Pre-Trauma Momma Me

Pre-Trauma Momma Me remembers the story of the two local boys, aged 10 & 8, who accidentally set fire to a scrap yard – where they had sprayed gasoline all around and then continued to play, completely oblivious to the danger – until the entire place exploded around them.   (One boy was burned over 98% of his body – you read that right, he survived – and the other 28%.)  Pre-Trauma Momma me remembers my judgement of those boys at that time.  “Well at least the trouble-makers were hurt instead of innocent people.”   “They deserved to get hurt doing what they did.”

Ouch.

It’s 25 years later, and those brothers are still alive.  25  years later, I am a mom to traumatized children.  I know a lot about kids who do things they shouldn’t do, regardless of how their parents try to parent them away from dangerous situations.  I am a parent of children whose 10 year old was doused in gasoline (thank God no fire) because the 8 year old broke into the neighbor’s garage and stole some, thinking it’d be fun to play with.  I am the lucky parent without burned children and whose house did not explode or whose child did not burn down the neighbor’s house with them inside accidentally.

The brothers from the fire have spent the last 25 years (after recovering) trying to help other kids who have been burned, and to help prevent kids from doing what they did.  Now in their mid 30’s, it’s still a message they continue to share.  The older boy, the one who was burned the worst, lost his arms and legs and endured over 100 surgeries as a 10 year old child.  This “trouble-maker” as I labeled him back then was placed into foster care with his brother after the incident by their mother (who couldn’t take care of two severely burned children and their younger siblings).  So here he is, basically his entire body burned, he’s awake, not in a coma, he knows his brother is hurt too, but he doesn’t get to see him, and he’s completely alone as he undergoes these horrible procedures burn victims go through.  And when he comes through it – he and his brother, now foster kids, now “nobody’s kids”, “trouble-makers”, start a campaign to help other kids, to prevent other kids from doing what they did.

And I judged them as deserving what they got.

I am ashamed of my 25 years ago judgemental self, who lacked the compassion for 2 little boys who “should have known better” but didn’t, who gave no thought at all to the future of these two little boys and where they might end up.

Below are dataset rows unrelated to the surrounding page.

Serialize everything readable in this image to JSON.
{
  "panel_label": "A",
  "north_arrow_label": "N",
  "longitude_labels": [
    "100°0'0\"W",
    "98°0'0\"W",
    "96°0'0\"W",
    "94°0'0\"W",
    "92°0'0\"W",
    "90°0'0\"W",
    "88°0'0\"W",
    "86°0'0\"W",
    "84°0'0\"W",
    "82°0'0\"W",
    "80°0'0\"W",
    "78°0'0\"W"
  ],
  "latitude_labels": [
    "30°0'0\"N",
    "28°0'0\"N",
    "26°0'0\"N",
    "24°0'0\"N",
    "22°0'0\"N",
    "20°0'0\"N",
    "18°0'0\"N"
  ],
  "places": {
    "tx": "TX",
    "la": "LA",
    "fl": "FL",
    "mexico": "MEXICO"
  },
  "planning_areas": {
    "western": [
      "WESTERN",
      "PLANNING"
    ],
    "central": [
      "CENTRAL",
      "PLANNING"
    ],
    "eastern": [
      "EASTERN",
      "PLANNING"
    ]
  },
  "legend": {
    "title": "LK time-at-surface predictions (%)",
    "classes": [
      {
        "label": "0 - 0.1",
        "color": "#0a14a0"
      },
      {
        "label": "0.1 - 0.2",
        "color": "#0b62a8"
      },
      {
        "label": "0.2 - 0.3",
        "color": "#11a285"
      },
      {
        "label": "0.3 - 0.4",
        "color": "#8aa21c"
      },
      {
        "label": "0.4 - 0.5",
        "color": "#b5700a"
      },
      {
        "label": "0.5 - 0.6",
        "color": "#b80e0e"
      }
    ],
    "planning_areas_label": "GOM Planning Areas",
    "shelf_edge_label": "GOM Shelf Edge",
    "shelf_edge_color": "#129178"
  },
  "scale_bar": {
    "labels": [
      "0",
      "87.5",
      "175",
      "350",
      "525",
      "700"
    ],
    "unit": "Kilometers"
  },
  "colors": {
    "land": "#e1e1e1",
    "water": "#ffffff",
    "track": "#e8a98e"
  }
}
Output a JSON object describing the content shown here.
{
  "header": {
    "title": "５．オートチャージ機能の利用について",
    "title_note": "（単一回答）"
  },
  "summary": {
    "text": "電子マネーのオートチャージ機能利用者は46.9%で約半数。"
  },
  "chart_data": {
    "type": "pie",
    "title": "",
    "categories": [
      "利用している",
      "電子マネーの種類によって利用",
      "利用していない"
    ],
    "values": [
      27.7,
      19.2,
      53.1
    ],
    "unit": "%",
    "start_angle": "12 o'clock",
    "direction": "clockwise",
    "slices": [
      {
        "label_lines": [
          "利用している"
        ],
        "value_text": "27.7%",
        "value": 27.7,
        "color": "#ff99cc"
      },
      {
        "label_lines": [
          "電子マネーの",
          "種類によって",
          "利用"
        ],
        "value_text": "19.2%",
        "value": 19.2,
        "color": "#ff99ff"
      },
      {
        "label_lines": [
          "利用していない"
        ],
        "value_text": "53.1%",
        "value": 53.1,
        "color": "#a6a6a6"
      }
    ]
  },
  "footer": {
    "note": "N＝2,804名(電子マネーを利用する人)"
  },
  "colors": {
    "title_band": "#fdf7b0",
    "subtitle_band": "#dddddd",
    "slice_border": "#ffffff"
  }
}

It also makes me realize that people that judge my kids, my family, not knowing what my kids have been through, not knowing what my kids are going through, not knowing how we are parenting our kids and how hard we are trying to get them on the right track, to help them see the bigger picture, these people are only judging from that one snapshot, that one event that they see in our lives.  They don’t know what they don’t know, what they haven’t experienced.  And maybe they too will be looking back in that moment years from now and be horrified by their thoughts and actions in that moment of time.  So maybe I can allow some grace to them, having stood in their shoes myself.  I can try, at least.